This is the part I find most beautiful. That quality of presence—when colors seem brighter, food tastes fuller, conversation flows, and life feels fresh—maps closely onto the ventral vagal state. When we feel safe, the nervous system stops guarding and starts receiving. Awareness opens. Curiosity returns. The same walk, the same meal, the same person can feel dull in shutdown and luminous in safety.

So a huge part of what we might call mindfulness or spiritual practice can be understood, in nervous-system terms, as cultivating access to ventral vagal safety—and building the awareness to notice which state you're in. You can't force presence. But you can learn the conditions that invite it.

#An Honest Word About the Science

Because Fermentfulness is built on trust, I won't oversell this. Polyvagal theory is a compelling framework, and it has been genuinely helpful to millions of people and clinicians. It's also scientifically debated, and honesty means saying so.

Several researchers have challenged some of Porges' specific anatomical and evolutionary claims—for example, whether the myelinated "smart vagus" is truly unique to mammals, and whether respiratory sinus arrhythmia cleanly measures vagal tone [4]. Some critics argue the theory's core premises are untenable; Porges and others counter that the critiques misread the theory. That debate is ongoing and worth respecting.

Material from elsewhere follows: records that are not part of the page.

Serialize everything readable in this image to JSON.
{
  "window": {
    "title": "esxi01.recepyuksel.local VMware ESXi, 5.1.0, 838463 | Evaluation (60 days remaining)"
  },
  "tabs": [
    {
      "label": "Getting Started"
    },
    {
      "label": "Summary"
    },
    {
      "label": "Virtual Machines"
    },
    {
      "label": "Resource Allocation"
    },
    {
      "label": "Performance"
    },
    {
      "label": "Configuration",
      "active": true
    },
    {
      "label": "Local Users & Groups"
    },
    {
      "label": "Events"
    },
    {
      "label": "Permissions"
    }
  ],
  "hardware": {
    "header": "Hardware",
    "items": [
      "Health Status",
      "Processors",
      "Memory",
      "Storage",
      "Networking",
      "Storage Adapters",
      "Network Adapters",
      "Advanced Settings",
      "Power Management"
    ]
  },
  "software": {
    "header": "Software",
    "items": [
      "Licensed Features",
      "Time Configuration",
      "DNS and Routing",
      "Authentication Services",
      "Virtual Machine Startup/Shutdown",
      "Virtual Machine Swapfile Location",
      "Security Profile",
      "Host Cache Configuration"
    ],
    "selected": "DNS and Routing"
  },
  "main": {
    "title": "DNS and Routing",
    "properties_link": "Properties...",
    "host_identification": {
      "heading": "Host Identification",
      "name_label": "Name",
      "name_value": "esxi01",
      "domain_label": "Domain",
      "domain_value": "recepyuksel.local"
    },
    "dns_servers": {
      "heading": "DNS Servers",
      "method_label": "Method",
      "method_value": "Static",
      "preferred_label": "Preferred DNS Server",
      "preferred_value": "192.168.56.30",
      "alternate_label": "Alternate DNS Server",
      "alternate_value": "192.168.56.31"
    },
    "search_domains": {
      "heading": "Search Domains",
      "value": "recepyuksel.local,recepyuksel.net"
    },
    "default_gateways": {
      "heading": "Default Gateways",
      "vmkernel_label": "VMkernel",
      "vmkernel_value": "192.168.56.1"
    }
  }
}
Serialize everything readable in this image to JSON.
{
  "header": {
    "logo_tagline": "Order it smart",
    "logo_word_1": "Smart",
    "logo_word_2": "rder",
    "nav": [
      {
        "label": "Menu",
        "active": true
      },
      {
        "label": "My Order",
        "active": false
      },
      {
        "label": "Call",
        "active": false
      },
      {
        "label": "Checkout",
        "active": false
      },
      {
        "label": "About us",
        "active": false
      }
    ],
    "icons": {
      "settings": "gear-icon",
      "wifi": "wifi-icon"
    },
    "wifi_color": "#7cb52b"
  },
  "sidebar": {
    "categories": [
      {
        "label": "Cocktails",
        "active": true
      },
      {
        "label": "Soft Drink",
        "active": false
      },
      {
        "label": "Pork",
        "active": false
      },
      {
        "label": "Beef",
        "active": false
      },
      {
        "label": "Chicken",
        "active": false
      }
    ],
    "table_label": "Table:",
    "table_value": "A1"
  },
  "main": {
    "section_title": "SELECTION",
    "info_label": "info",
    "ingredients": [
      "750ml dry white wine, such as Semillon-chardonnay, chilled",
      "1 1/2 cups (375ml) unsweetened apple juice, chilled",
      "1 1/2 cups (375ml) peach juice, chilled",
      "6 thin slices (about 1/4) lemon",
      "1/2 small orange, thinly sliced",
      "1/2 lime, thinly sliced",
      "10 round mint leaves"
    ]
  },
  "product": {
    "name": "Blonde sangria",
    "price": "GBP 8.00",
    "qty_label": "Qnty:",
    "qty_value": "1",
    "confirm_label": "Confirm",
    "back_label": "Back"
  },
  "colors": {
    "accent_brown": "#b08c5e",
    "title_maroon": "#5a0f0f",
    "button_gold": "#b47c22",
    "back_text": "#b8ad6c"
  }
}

Here's how I hold it: the underlying science—that the vagus nerve regulates the heart, gut, and immune system; that HRV reflects autonomic flexibility; that safety and connection change our physiology—is well supported [2][3]. Some of the interpretive framework built on top is contested. You can find the polyvagal map useful for navigating your inner states without treating every detail as settled fact. A map doesn't have to be perfect to help you find your way home. I use it as a lens, not a law.

#The Gut Connection: Your Microbiome Talks to Your Vagus

Now for the part that ties this back to the jars on my counter.

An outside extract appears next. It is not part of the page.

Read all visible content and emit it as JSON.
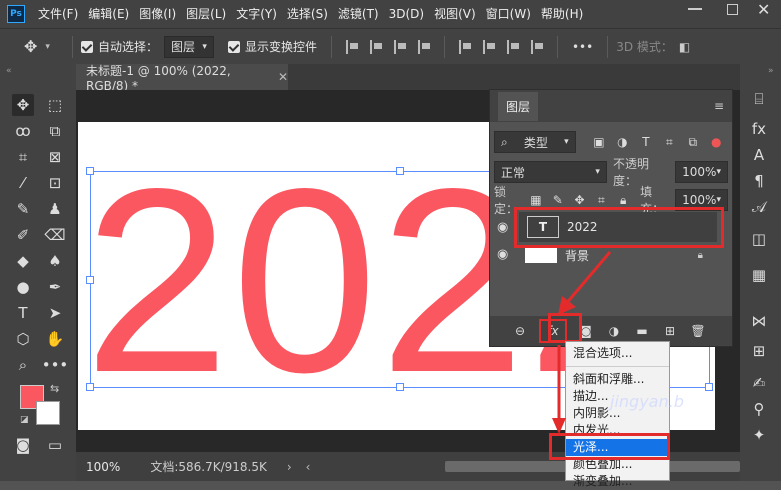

The vagus nerve is the main physical highway of the gut-brain axis—the two-way conversation between your digestive tract and your brain [5]. Roughly 80% of vagal fibers are afferent, meaning they carry information up from the gut to the brain far more than the other way around. In a real sense, your gut is constantly briefing your brain on how things are going down there, and that briefing helps set your nervous system's tone.

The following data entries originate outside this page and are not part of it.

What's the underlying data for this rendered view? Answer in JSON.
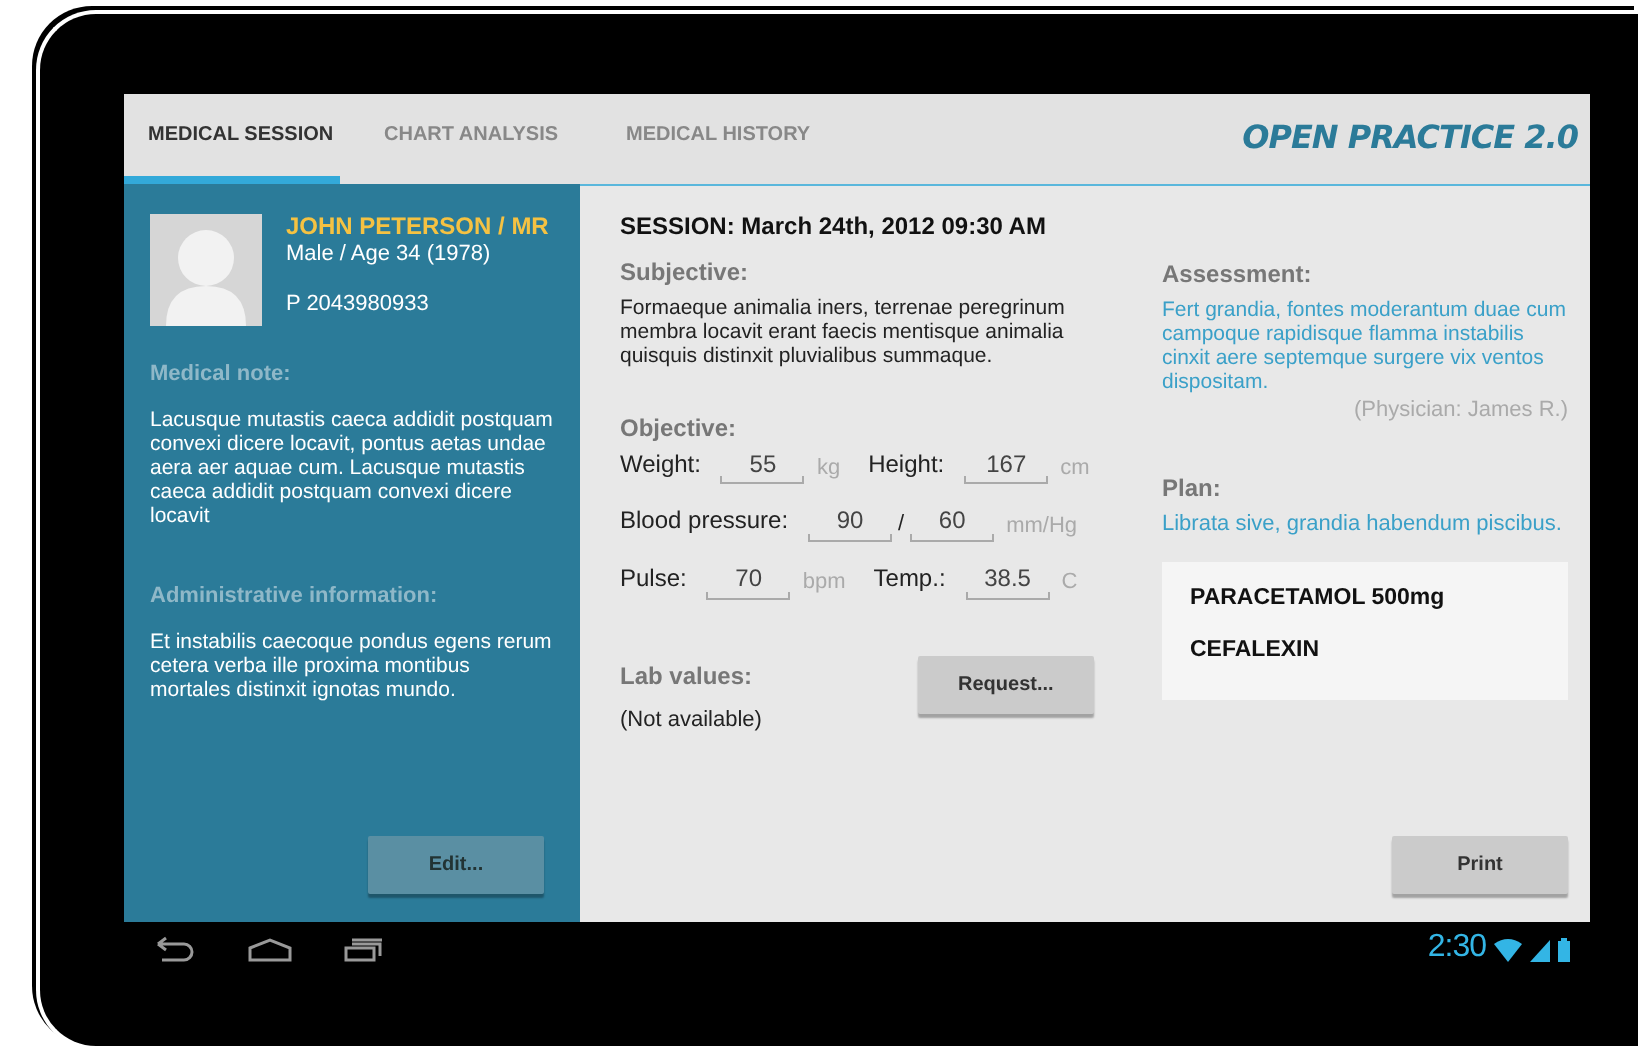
{
  "tabs": [
    {
      "label": "MEDICAL SESSION",
      "selected": true
    },
    {
      "label": "CHART ANALYSIS",
      "selected": false
    },
    {
      "label": "MEDICAL HISTORY",
      "selected": false
    }
  ],
  "app_title": "OPEN PRACTICE 2.0",
  "patient": {
    "name": "JOHN PETERSON / MR",
    "details": "Male / Age 34 (1978)",
    "phone": "P 2043980933"
  },
  "notes": [
    {
      "heading": "Medical note:",
      "text": "Lacusque mutastis caeca addidit postquam convexi dicere locavit, pontus aetas undae aera aer aquae cum. Lacusque mutastis caeca addidit postquam convexi dicere locavit"
    },
    {
      "heading": "Administrative information:",
      "text": "Et  instabilis caecoque pondus egens rerum cetera verba ille proxima montibus mortales distinxit ignotas mundo."
    }
  ],
  "edit_button": "Edit...",
  "session": {
    "title": "SESSION: March 24th, 2012 09:30 AM",
    "subjective": {
      "heading": "Subjective:",
      "text": "Formaeque animalia iners, terrenae peregrinum membra locavit erant faecis mentisque animalia quisquis distinxit pluvialibus summaque."
    },
    "objective": {
      "heading": "Objective:",
      "rows": [
        {
          "fields": [
            {
              "kind": "single",
              "label": "Weight:",
              "values": [
                "55"
              ],
              "unit": "kg"
            },
            {
              "kind": "single",
              "label": "Height:",
              "values": [
                "167"
              ],
              "unit": "cm"
            }
          ]
        },
        {
          "fields": [
            {
              "kind": "pair",
              "label": "Blood pressure:",
              "values": [
                "90",
                "60"
              ],
              "separator": "/",
              "unit": "mm/Hg"
            }
          ]
        },
        {
          "fields": [
            {
              "kind": "single",
              "label": "Pulse:",
              "values": [
                "70"
              ],
              "unit": "bpm"
            },
            {
              "kind": "single",
              "label": "Temp.:",
              "values": [
                "38.5"
              ],
              "unit": "C"
            }
          ]
        }
      ]
    },
    "lab": {
      "heading": "Lab values:",
      "value": "(Not available)",
      "button": "Request..."
    }
  },
  "assessment": {
    "heading": "Assessment:",
    "text": "Fert grandia, fontes moderantum duae cum campoque rapidisque flamma instabilis cinxit aere septemque surgere vix ventos dispositam.",
    "physician": "(Physician: James R.)"
  },
  "plan": {
    "heading": "Plan:",
    "text": "Librata sive, grandia habendum piscibus.",
    "prescriptions": [
      "PARACETAMOL 500mg",
      "CEFALEXIN"
    ]
  },
  "print_button": "Print",
  "status_bar": {
    "time": "2:30"
  }
}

Your gut microbes are part of that conversation. In a now-classic study, mice fed a specific Lactobacillus rhamnosus strain showed calmer behavior and changes in brain receptors for GABA (a calming neurotransmitter)—but when the vagus nerve was cut, those effects disappeared [6]. The message traveled along the vagus. It's mouse research, so we shouldn't overstate it for humans, but it's striking evidence that the bacteria in your gut can speak to your brain through this nerve. This is the science behind the emerging idea of "psychobiotics"—microbes that may influence mood.

There's an even sweeter thread. Certain L. reuteri strains—the same species behind the yogurt so many in the Dr. Davis community make—have been shown in animal studies to raise levels of oxytocin, the connection-and-bonding hormone [7], and oxytocin signaling is itself closely tied to vagal pathways. Oxytocin, bonding, ventral vagal safety, a warm bowl of homemade yogurt: I don't think that overlap is a coincidence, even if the human science is still young and these are early findings, mostly in mice.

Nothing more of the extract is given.